Para o neurocirurgião Arnaldo Dias dos Reis, do HC, na maioria das vezes em que um paciente resolve usar uma medicação por contra própria, ele está procurando alívio para a dor. "A dor não é uma doença e sim um sintoma que existe para mostrar que algo está errado. Ela ajuda a identificar de qual disfunção orgânica a pessoa está sofrendo", explica. Segundo o médico, o problema do uso abusivo de analgésicos é que, além de poderem mascarar uma doença, eles ainda podem ocasionar o surgimento de um novo problema. "O uso dos analgésicos pode retardar o diagnóstico de um problema que inicialmente poderia ser simples, mas que acaba se transformando em algo mais grave pelo tempo que leva para ser diagnosticado", afirma. O médico explica que um paciente que sofre, por exemplo, de cefaléia tensional e tome analgésicos constantemente pode acabar desenvolvendo a chamada cefaléia crônica diária. "O organismo se acostuma com o estímulo da medicação e interpreta o alívio da dor como sendo algo bom. Com isso, os períodos entre as crises tendem a ser cada vez menores e a duração deles, maior", esclarece.
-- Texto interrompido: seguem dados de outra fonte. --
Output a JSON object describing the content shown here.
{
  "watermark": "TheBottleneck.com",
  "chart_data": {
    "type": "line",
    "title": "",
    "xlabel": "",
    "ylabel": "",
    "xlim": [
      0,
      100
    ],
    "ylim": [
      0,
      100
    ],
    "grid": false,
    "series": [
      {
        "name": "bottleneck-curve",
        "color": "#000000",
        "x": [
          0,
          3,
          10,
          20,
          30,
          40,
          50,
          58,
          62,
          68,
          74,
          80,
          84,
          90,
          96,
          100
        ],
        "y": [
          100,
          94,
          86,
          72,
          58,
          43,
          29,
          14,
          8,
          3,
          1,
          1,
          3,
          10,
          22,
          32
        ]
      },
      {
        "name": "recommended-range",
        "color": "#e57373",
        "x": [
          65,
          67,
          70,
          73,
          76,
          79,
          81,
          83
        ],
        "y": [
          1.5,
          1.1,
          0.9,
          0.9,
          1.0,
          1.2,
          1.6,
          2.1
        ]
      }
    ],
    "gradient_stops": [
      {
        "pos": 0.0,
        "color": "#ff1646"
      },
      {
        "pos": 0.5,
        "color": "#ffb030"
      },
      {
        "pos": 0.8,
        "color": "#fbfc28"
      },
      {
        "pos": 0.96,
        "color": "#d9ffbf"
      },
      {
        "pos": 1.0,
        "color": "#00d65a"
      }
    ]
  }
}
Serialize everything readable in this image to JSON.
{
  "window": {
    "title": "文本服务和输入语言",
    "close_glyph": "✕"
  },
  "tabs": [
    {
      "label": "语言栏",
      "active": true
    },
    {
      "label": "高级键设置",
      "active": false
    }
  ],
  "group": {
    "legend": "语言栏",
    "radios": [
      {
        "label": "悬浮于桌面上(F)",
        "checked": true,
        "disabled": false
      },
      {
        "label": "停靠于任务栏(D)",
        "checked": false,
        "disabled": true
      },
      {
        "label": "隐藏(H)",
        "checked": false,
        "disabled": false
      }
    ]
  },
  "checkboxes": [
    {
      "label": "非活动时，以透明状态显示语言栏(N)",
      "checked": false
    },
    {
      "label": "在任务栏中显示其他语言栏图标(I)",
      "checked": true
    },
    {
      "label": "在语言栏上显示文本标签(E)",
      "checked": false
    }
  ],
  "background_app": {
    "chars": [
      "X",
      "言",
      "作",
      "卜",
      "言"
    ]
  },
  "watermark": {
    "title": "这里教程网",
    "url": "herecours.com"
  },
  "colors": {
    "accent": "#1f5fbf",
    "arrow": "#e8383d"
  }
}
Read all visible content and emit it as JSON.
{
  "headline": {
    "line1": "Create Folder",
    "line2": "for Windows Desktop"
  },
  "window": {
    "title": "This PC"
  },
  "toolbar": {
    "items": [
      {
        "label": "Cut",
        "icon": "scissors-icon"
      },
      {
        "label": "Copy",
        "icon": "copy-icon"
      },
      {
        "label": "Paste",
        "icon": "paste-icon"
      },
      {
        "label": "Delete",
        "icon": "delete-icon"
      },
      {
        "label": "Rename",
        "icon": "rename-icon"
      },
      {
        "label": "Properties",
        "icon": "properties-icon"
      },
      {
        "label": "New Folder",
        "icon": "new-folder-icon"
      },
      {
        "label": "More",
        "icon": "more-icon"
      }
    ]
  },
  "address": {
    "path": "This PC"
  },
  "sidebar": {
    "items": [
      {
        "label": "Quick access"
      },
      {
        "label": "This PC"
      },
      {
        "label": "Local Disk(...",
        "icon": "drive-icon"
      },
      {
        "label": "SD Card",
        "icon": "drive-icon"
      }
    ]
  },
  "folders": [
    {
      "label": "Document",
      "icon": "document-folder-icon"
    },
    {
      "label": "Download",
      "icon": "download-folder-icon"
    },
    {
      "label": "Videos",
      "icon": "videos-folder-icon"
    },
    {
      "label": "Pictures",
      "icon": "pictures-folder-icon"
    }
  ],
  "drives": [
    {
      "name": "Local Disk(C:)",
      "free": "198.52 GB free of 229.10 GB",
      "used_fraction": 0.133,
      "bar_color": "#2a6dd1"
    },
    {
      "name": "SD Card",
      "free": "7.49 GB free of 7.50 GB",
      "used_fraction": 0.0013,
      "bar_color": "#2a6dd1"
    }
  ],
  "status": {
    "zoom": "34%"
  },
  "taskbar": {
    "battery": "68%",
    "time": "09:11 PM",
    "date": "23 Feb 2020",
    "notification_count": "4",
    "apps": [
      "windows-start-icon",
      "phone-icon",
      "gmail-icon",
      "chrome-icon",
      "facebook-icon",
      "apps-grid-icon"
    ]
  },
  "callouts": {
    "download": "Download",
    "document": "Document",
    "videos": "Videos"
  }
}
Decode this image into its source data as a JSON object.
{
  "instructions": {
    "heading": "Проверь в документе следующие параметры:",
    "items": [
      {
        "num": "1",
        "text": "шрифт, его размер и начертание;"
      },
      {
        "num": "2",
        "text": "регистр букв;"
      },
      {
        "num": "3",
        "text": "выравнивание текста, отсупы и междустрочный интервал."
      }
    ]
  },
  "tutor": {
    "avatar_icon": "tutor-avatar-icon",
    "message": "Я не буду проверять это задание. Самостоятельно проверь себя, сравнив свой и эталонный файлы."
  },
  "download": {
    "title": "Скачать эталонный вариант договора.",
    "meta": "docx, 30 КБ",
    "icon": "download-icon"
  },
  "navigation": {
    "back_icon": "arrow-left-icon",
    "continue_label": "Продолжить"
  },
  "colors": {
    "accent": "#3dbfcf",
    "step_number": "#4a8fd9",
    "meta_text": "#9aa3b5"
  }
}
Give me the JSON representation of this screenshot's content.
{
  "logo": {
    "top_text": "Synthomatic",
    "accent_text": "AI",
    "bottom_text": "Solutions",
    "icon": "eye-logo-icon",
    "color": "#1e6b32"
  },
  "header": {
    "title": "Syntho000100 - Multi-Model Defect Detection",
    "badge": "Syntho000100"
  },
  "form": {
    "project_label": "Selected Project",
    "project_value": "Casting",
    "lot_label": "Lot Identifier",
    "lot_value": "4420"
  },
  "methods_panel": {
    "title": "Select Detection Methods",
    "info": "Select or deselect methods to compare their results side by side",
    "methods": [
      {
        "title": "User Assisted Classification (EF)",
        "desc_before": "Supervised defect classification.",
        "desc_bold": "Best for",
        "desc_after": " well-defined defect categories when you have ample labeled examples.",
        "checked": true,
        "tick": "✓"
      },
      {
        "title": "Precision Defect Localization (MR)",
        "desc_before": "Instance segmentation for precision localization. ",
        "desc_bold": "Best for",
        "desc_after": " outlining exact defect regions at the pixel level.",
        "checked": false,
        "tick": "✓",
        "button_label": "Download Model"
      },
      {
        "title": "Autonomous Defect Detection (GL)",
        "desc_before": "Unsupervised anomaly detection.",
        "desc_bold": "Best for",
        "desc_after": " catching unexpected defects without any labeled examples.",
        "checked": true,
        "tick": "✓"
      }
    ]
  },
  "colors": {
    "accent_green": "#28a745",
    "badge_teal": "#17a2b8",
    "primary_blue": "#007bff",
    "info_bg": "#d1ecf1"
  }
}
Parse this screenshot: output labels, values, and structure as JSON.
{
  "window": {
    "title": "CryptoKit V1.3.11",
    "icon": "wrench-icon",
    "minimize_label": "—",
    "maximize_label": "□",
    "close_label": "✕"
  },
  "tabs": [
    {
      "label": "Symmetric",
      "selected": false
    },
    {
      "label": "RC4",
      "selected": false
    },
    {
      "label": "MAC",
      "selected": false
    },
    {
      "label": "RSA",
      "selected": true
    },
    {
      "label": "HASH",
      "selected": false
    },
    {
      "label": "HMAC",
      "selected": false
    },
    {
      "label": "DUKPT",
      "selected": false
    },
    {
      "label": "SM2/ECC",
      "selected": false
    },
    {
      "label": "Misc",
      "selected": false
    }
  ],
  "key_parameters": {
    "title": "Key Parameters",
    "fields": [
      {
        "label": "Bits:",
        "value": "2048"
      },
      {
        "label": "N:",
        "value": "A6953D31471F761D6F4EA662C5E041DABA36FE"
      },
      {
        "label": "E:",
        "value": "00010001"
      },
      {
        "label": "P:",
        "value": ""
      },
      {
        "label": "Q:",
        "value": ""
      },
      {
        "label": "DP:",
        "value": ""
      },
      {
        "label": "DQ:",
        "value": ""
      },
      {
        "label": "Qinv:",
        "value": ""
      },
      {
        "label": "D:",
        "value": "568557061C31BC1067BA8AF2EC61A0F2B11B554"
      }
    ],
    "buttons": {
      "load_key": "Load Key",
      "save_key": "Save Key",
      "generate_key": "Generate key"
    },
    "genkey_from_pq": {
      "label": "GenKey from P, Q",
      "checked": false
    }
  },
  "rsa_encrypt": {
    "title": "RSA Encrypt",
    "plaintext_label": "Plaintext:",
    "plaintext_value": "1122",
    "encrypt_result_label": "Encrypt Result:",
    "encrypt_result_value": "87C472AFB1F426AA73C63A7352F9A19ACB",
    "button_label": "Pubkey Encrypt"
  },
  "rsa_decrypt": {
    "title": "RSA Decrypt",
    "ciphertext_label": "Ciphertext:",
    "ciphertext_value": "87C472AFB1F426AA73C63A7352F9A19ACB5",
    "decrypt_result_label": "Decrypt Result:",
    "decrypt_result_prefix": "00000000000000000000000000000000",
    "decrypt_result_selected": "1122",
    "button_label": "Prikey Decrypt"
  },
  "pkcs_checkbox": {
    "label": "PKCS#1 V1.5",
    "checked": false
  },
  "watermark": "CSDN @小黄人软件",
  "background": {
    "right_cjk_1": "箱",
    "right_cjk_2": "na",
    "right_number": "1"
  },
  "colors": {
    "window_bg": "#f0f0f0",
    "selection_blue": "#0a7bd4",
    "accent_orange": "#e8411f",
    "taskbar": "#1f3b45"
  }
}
Muitas pessoas sentem vergonha ou não admitem que são viciadas na medicação. O administrador Paulo (nome fictício) teve a primeira crise de enxaqueca quando ainda era adolescente e passou 25 anos tomando analgésicos descontroladamente. "As pessoas já falavam que eu comia remédio. Às vezes tomava quatro de uma vez. Um dia as crises pararam, mas eu continuei com os remédios. Só de imaginar que eu podia ter uma dor de cabeça eu já tomava um", lembra. O vício só parou depois que ele teve de passar por uma cirurgia para o tratamento de um problema no coração. "A médica falou que eu precisava parar, senão poderia ter problemas na coagulação", conta.